Review: Fiction: The Other Woman by Siobhan McKenna
Poolbeg Press, €15.99
Available with free P&P on www.kennys.ie or by calling 091 709350
Ever since hand-maidens of the Aztec emperor Montezuma served gold cups brimming with a mixture of chocolate honey and spices to Spanish explorers, people have been crediting chocolate with aphrodisiacal effects.
But sensible people know better -- we know that the opposite sex is merely a substitute for chocolate. Besides, it's so much more reliable.
Siobhan McKenna is a second cousin of the late actress. Her first title, 'The Lingerie Designer', won TV3's Write a Best Seller competition and was shortlisted by the Bord Gáis Energy Irish Book Awards. McKenna's second novel is all about choccie-porn descriptions.
It centres on a Dublin chocolate emporium and its owners Owen and Katherine Kennedy as they prepare to celebrate a centenary of business. The business is thriving but the Kennedys' marriage is falling apart.
This book is also about the erotic, emotional, even spiritual delights women of a certain age can discover under foreign skies.
Setting is vital in this kind of book, as are culinary ingredients. We're talking oozingly, yet subtly and flatteringly aspirational.
Ruby Hart is the Kennedys' right-hand woman and is separated from her husband. She is sent to Italy to organise a business collaboration with an Italian vineyard. Under a Tuscan sun, Ruby falls truly and madly for the Fonz: a cardboard cutout Italian stallion with a Roman nose, tight jeans and a partiality for the ladies.

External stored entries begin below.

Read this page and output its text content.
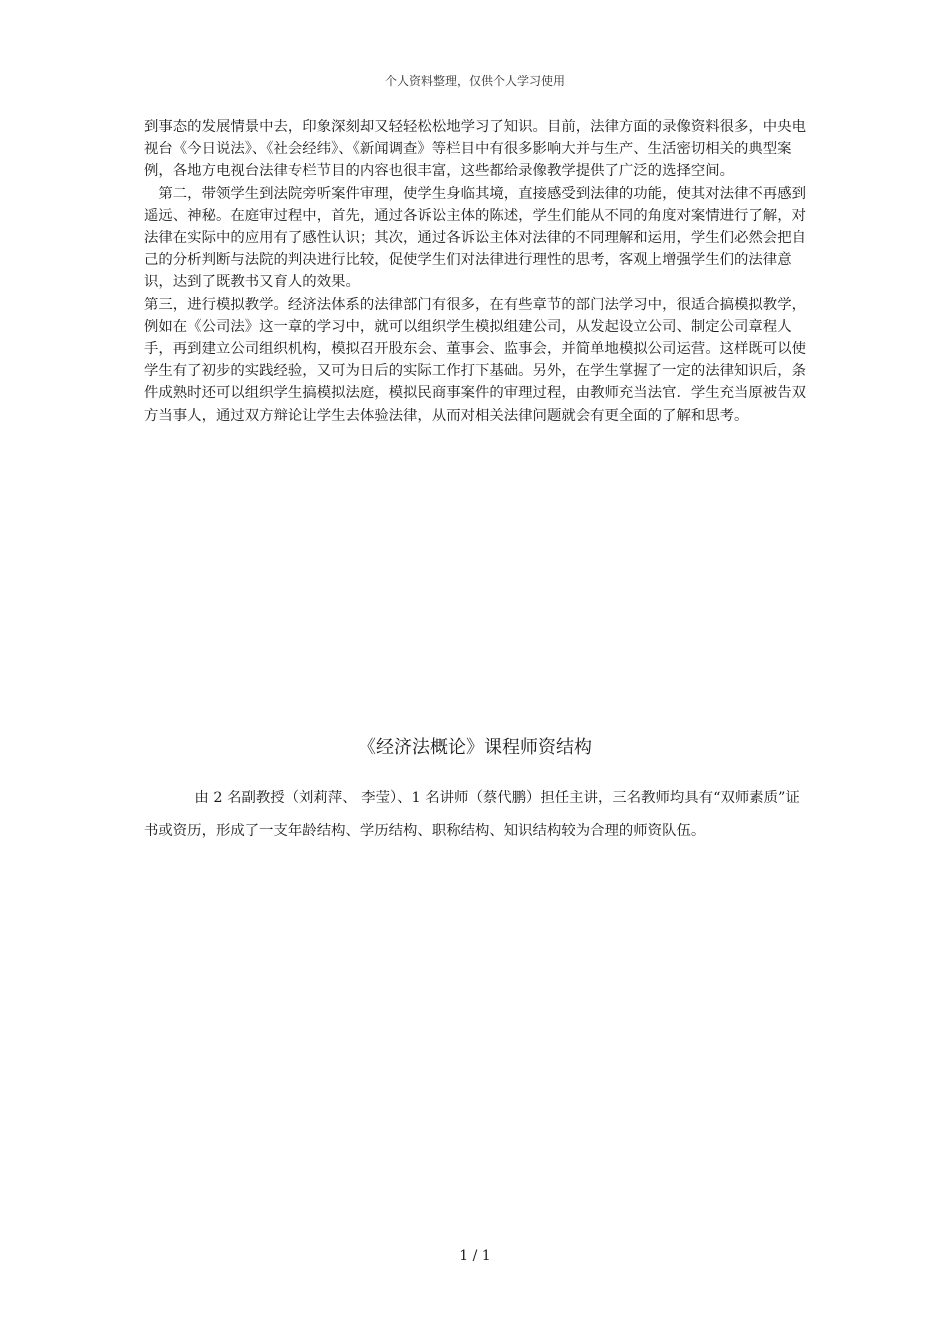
个人资料整理，仅供个人学习使用

到事态的发展情景中去，印象深刻却又轻轻松松地学习了知识。目前，法律方面的录像资料很多，中央电视台《今日说法》、《社会经纬》、《新闻调查》等栏目中有很多影响大并与生产、生活密切相关的典型案例，各地方电视台法律专栏节目的内容也很丰富，这些都给录像教学提供了广泛的选择空间。

第二，带领学生到法院旁听案件审理，使学生身临其境，直接感受到法律的功能，使其对法律不再感到遥远、神秘。在庭审过程中，首先，通过各诉讼主体的陈述，学生们能从不同的角度对案情进行了解，对法律在实际中的应用有了感性认识；其次，通过各诉讼主体对法律的不同理解和运用，学生们必然会把自己的分析判断与法院的判决进行比较，促使学生们对法律进行理性的思考，客观上增强学生们的法律意识，达到了既教书又育人的效果。

第三，进行模拟教学。经济法体系的法律部门有很多，在有些章节的部门法学习中，很适合搞模拟教学，例如在《公司法》这一章的学习中，就可以组织学生模拟组建公司，从发起设立公司、制定公司章程人手，再到建立公司组织机构，模拟召开股东会、董事会、监事会，并简单地模拟公司运营。这样既可以使学生有了初步的实践经验，又可为日后的实际工作打下基础。另外，在学生掌握了一定的法律知识后，条件成熟时还可以组织学生搞模拟法庭，模拟民商事案件的审理过程，由教师充当法官．学生充当原被告双方当事人，通过双方辩论让学生去体验法律，从而对相关法律问题就会有更全面的了解和思考。

《经济法概论》课程师资结构

由 2 名副教授（刘莉萍、 李莹）、1 名讲师（蔡代鹏）担任主讲，三名教师均具有“双师素质”证书或资历，形成了一支年龄结构、学历结构、职称结构、知识结构较为合理的师资队伍。

1 / 1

Meanwhile, Katherine heads off to Kenya to seek out cocoa beans for the business. She winds up playing Meryl Streep and Robert Redford with a Maasai called Enzi.
To write a tale of two women's discovery of lust and cocoa without falling into cliché is not easy. But once the action moves back to Dublin again, there are some proper startling moments.
Yet McKenna is too kindly a writer to let her story end without redemption. When her characters find it, it is too easily won to be completely credible.
Nevertheless, the writing is perfectly assured and this is great escapism for newly separated chocoholics.